Eine Studie zeigt, dass die bisher kaum erforschte Gesichtsblindheit häufiger vorkommt als angenommen

Es ist ein verbreitetes Phänomen: Das Gesicht kenne ich doch? Aber wer war das nochmal? Noch so angestrengtes Nachdenken hat keinen Zweck: Der Name will einem nicht einfallen. Anderen geht es genau umgekehrt: Sie können Gesichter nicht wiedererkennen. Mehr Menschen als bislang vermutet sind von der angeborenen Wahrnehmungsschwäche, der Prosopagnosie, betroffen. Man spricht auch von Gesichtsblindheit. Dies belegt eine Studie der Universität Münster. Demnach leiden rund zwei Prozent der Bevölkerung an dieser Krankheit. Sie können Gesichter zwar sehen, sich danach an diese nicht mehr erinnern.

„Im Beruf und im Privatleben ist das weniger ein Problem“, sagt Thomas Grüter, Mitglied der Forschungsgruppe in Münster. Dort trainieren sich Prosopagnostiker Methoden an, wie sie ihr Problem umgehen können. Anstatt Auge, Nase oder Mund werden Stimme, Bewegung, Statur und Figur einer Person zu wichtigen Erkennungsmerkmalen. „Jeder entwickelt im Lauf der Zeit seine Tricks“, erklärt Grüter. An öffentlichen Plätzen wie Bahnhöfen und Flughäfen oder gesellschaftlichen Treffen wie Geburtstagsfeiern, wo sich im wahrsten Sinne des Wortes viele unbekannte Gesichter aufhalten, wird die Situation schwieriger. Dort können Menschen, die mit dieser Störung leben, auf ihre eingeübten Hilfsmittel nicht zurückgreifen. Teilweise mit erheblichen Folgen: Ein Handwerker, der seine Kunden auf offener Straße nicht erkennt und grüßt, wird schnell als unfreundlich abgestempelt, erklärt Grüter. Das schade dem Ansehen. Er weiß, wovon er spricht. Er ist selbst Prosopagnostiker. Freunde, Bekannte und Familie wussten aber irgendwann Bescheid, wenn das „Hallo“ nicht erwidert wurde.

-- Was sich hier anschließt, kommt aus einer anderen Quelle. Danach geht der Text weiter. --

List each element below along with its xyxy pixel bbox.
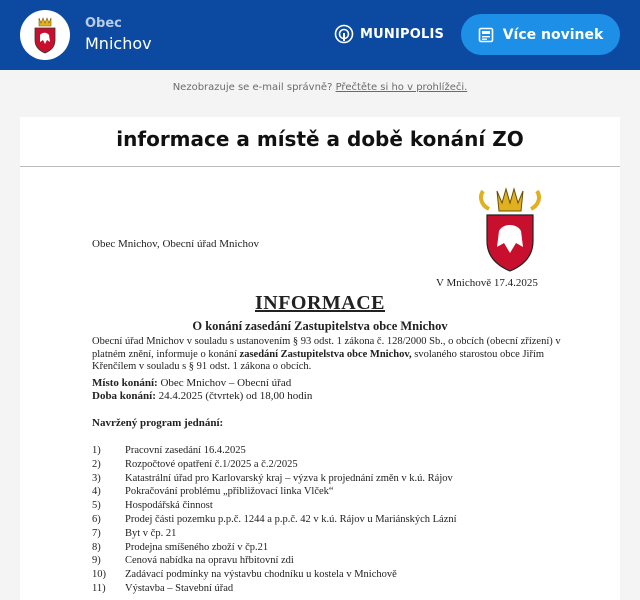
agenda-item [92,445,592,459]
agenda-text: Pokračování problému „přibližovací linka Vlček“ [125,486,334,498]
agenda-list [92,445,592,597]
agenda-item [92,514,592,528]
munipolis-brand[interactable] [334,24,444,44]
agenda-item [92,500,592,514]
view-in-browser-link[interactable]: Přečtěte si ho v prohlížeči. [335,82,468,93]
place-value: Obec Mnichov – Obecní úřad [157,377,292,389]
agenda-number: 5) [92,500,101,512]
paragraph-bold: zasedání Zastupitelstva obce Mnichov, [239,348,412,360]
document-office: Obec Mnichov, Obecní úřad Mnichov [92,238,259,250]
agenda-text: Hospodářská činnost [125,500,213,512]
document-date: V Mnichově 17.4.2025 [436,277,538,289]
munipolis-logo-icon [334,24,354,44]
org-type: Obec [85,16,122,31]
more-news-button[interactable] [461,14,620,55]
agenda-item [92,542,592,556]
agenda-number: 8) [92,541,101,553]
org-name: Mnichov [85,34,152,53]
agenda-item [92,459,592,473]
time-value: 24.4.2025 (čtvrtek) od 18,00 hodin [155,390,313,402]
agenda-text: Katastrální úřad pro Karlovarský kraj – výzva k projednání změn v k.ú. Rájov [125,472,453,484]
munipolis-label: MUNIPOLIS [360,26,445,42]
program-heading: Navržený program jednání: [92,417,224,429]
agenda-item [92,583,592,597]
article-title: informace a místě a době konání ZO [116,127,524,151]
agenda-number: 9) [92,555,101,567]
coat-of-arms-icon [475,187,545,273]
agenda-item [92,555,592,569]
document-heading: INFORMACE [254,292,386,314]
agenda-number: 6) [92,513,101,525]
notice-text: Nezobrazuje se e-mail správně? [172,82,333,93]
agenda-text: Prodej části pozemku p.p.č. 1244 a p.p.č. 42 v k.ú. Rájov u Mariánských Lázní [125,513,457,525]
agenda-item [92,528,592,542]
agenda-item [92,486,592,500]
agenda-text: Pracovní zasedání 16.4.2025 [125,445,246,456]
agenda-text: Byt v čp. 21 [125,527,177,539]
meeting-place [92,377,291,389]
document-subheading: O konání zasedání Zastupitelstva obce Mnichov [192,319,448,333]
agenda-number: 4) [92,486,101,498]
agenda-number: 10) [92,569,106,581]
agenda-text: Cenová nabídka na opravu hřbitovní zdi [125,555,294,567]
logo[interactable] [20,10,70,60]
divider [20,166,620,167]
place-label: Místo konání: [92,377,158,389]
meeting-time [92,390,312,402]
agenda-text: Prodejna smíšeného zboží v čp.21 [125,541,269,553]
news-icon [478,27,494,43]
document-paragraph [92,336,562,374]
browser-view-notice [0,82,640,93]
agenda-text: Výstavba – Stavební úřad [125,582,234,594]
agenda-item [92,473,592,487]
paragraph-part-2: svolaného starostou obce Jiřím Křenčílem v souladu s § 91 odst. 1 zákona o obcích. [92,348,545,372]
agenda-number: 11) [92,582,106,594]
agenda-number: 2) [92,458,101,470]
agenda-item [92,569,592,583]
coat-of-arms-icon [30,16,60,54]
agenda-number: 1) [92,445,101,456]
paragraph-part-1: Obecní úřad Mnichov v souladu s ustanovením § 93 odst. 1 zákona č. 128/2000 Sb., o obcích (obecní zřízení) v platném znění, informuje o konání [92,336,561,360]
agenda-text: Zadávací podmínky na výstavbu chodníku u kostela v Mnichově [125,569,397,581]
agenda-number: 7) [92,527,101,539]
more-news-label: Více novinek [502,26,604,43]
newsletter-header [0,0,640,70]
agenda-number: 3) [92,472,101,484]
agenda-text: Rozpočtové opatření č.1/2025 a č.2/2025 [125,458,298,470]
time-label: Doba konání: [92,390,156,402]
article-card [20,117,620,600]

Das kennt auch Anette Lienert aus Hannover zur Genüge. Im Lauf der letzten 25 Jahre hat sie gelernt, mit der Schwäche umzugehen. Bei Geschäftsterminen wählt sie die Flucht nach vorn und weiht ihre Mitmenschen vorsorglich ein. Denn peinliche Missverständnisse will sie vermeiden. Was sie stört, ist die soziale Einschränkung: „Manche Leute fühlen sich gekränkt, wenn man sie nicht wahrnimmt.“ Dass sie dann vielleicht arrogant wirkt, kann die Historikerin nicht ändern.

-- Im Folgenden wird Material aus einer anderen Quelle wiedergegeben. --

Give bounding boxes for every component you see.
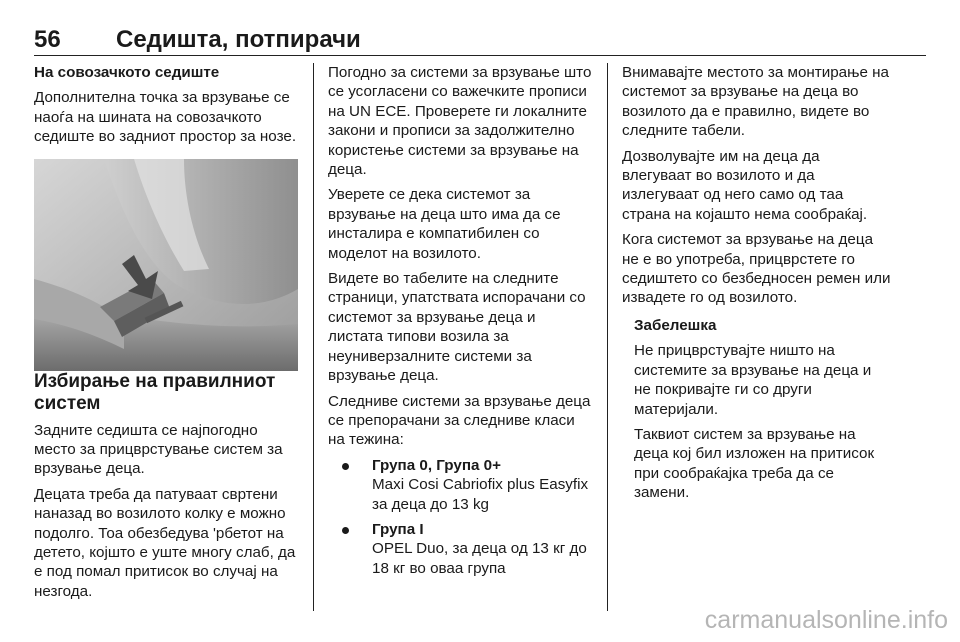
watermark: carmanualsonline.info <box>704 606 948 634</box>
intro-paragraph: Дополнителна точка за врзување се наоѓа на шината на совозачкото седиште во задниот простор за нозе. <box>34 89 297 146</box>
header-divider <box>34 55 926 56</box>
column-left <box>34 63 300 607</box>
list-item <box>328 520 594 578</box>
paragraph: Кога системот за врзување на деца не е во употреба, прицврстете го седиштето со безбедносен ремен или извадете го од возилото. <box>622 231 891 307</box>
list-item <box>328 456 594 514</box>
column-divider <box>607 63 608 611</box>
bullet-icon <box>342 527 349 534</box>
subsection-heading: На совозачкото седиште <box>34 64 220 81</box>
column-divider <box>313 63 314 611</box>
paragraph: Децата треба да патуваат свртени наназад во возилото колку е можно подолго. Тоа обезбедува 'рбетот на детето, којшто е уште многу слаб, да е под помал притисок во случај на незгода. <box>34 485 296 600</box>
note-paragraph: Таквиот систем за врзување на деца кој бил изложен на притисок при сообраќајка треба да се замени. <box>634 425 875 502</box>
list-item-text: Maxi Cosi Cabriofix plus Easyfix за деца до 13 kg <box>372 476 589 513</box>
paragraph: Видете во табелите на следните страници, упатствата испорачани со системот за врзување деца и листата типови возила за неуниверзалните системи за врзување деца. <box>328 270 586 385</box>
paragraph: Уверете се дека системот за врзување на деца што има да се инсталира е компатибилен со моделот на возилото. <box>328 186 561 262</box>
list-item-title: Група 0, Група 0+ <box>372 456 501 474</box>
list-item-text: OPEL Duo, за деца од 13 кг до 18 кг во оваа група <box>372 540 587 577</box>
paragraph: Внимавајте местото за монтирање на системот за врзување на деца во возилото да е правилно, видете во следните табели. <box>622 64 889 140</box>
column-middle <box>328 63 594 584</box>
chapter-title: Седишта, потпирачи <box>116 26 361 53</box>
note-box <box>622 316 892 503</box>
section-title: Избирање на правилниот систем <box>34 370 276 414</box>
seat-anchor-photo <box>34 159 298 371</box>
page-number: 56 <box>34 26 61 53</box>
note-paragraph: Не прицврстувајте ништо на системите за врзување на деца и не покривајте ги со други материјали. <box>634 342 872 418</box>
paragraph: Погодно за системи за врзување што се усогласени со важечките прописи на UN ECE. Проверете ги локалните закони и прописи за задолжително користење системи за врзување на деца. <box>328 64 592 179</box>
column-right <box>622 63 892 509</box>
bullet-icon <box>342 463 349 470</box>
note-title: Забелешка <box>634 316 717 334</box>
paragraph: Дозволувајте им на деца да влегуваат во возилото и да излегуваат од него само од таа страна на којашто нема сообраќај. <box>622 147 868 223</box>
paragraph: Задните седишта се најпогодно место за прицврстување систем за врзување деца. <box>34 421 283 478</box>
page-header <box>34 26 926 52</box>
paragraph: Следниве системи за врзување деца се препорачани за следниве класи на тежина: <box>328 392 591 449</box>
list-item-title: Група I <box>372 520 424 538</box>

Der Fall Thomas Grüter weckte bei seiner Frau Martina Grüter das Forschungsinteresse. Zwei Jahre lang untersuchte sie die bislang kaum erforschte Krankheit. Mit erstaunlichen Erkenntnissen: Bis zum Jahr 2000 waren weltweit nur rund ein Dutzend Fälle bekannt. Die Studie ihrer Forschungsgruppe am Institut für Humanmedizin an der Universität Münster belegt nun statistisch, dass dieses Problem weitaus verbreiteter ist als vermutet. Mehrere Hunderttausend Deutsche leiden, ohne es zu ahnen, an dieser Schwäche. In einem Interviewverfahren der Forschungsgruppe von Martina Grüter kristallisierten sich Menschen mit einem Wahrnehmungsdefizit heraus. Von rund 800 Personen waren 14 betroffen.

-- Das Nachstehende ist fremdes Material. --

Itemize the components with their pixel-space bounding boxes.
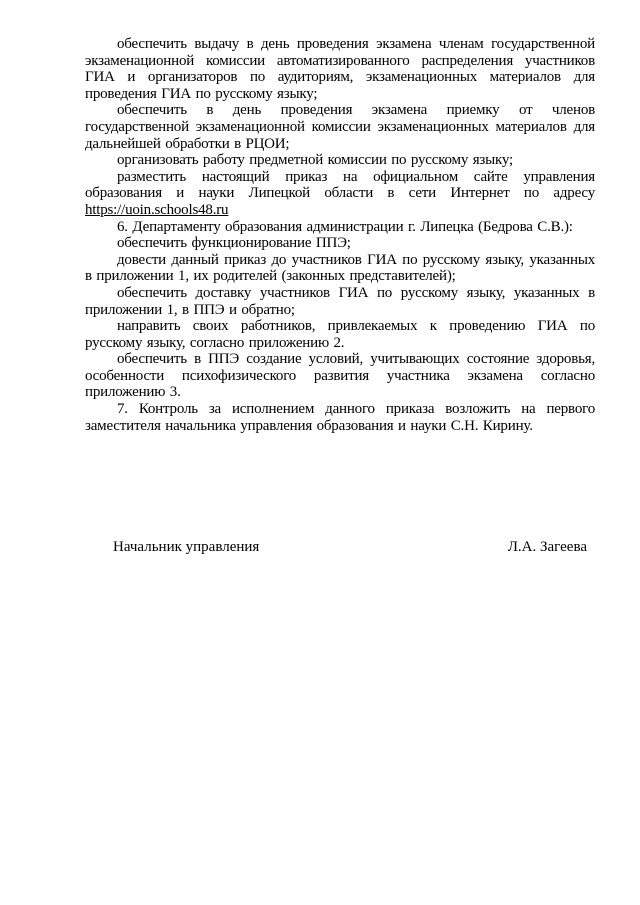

Vor allem für Kinder ist es schwer mit dem Defekt zu leben. „Bei Kindern äußern sich die Probleme schon sehr früh“, weiß Thomas Grüter. Auf dem Spielplatz trauen sie sich nicht von ihrer Mutter weg, weil sie Angst haben, sie nicht wiederzufinden. Auch in der Schule lauern Probleme: Prosopagnostische Kinder können längere Zeit benötigen, sich in die Klassengemeinschaft zu integrieren oder Freunde zu finden. Wenn Strukturen schon gebildet sind, kann es zu sozialer Ausgrenzung kommen.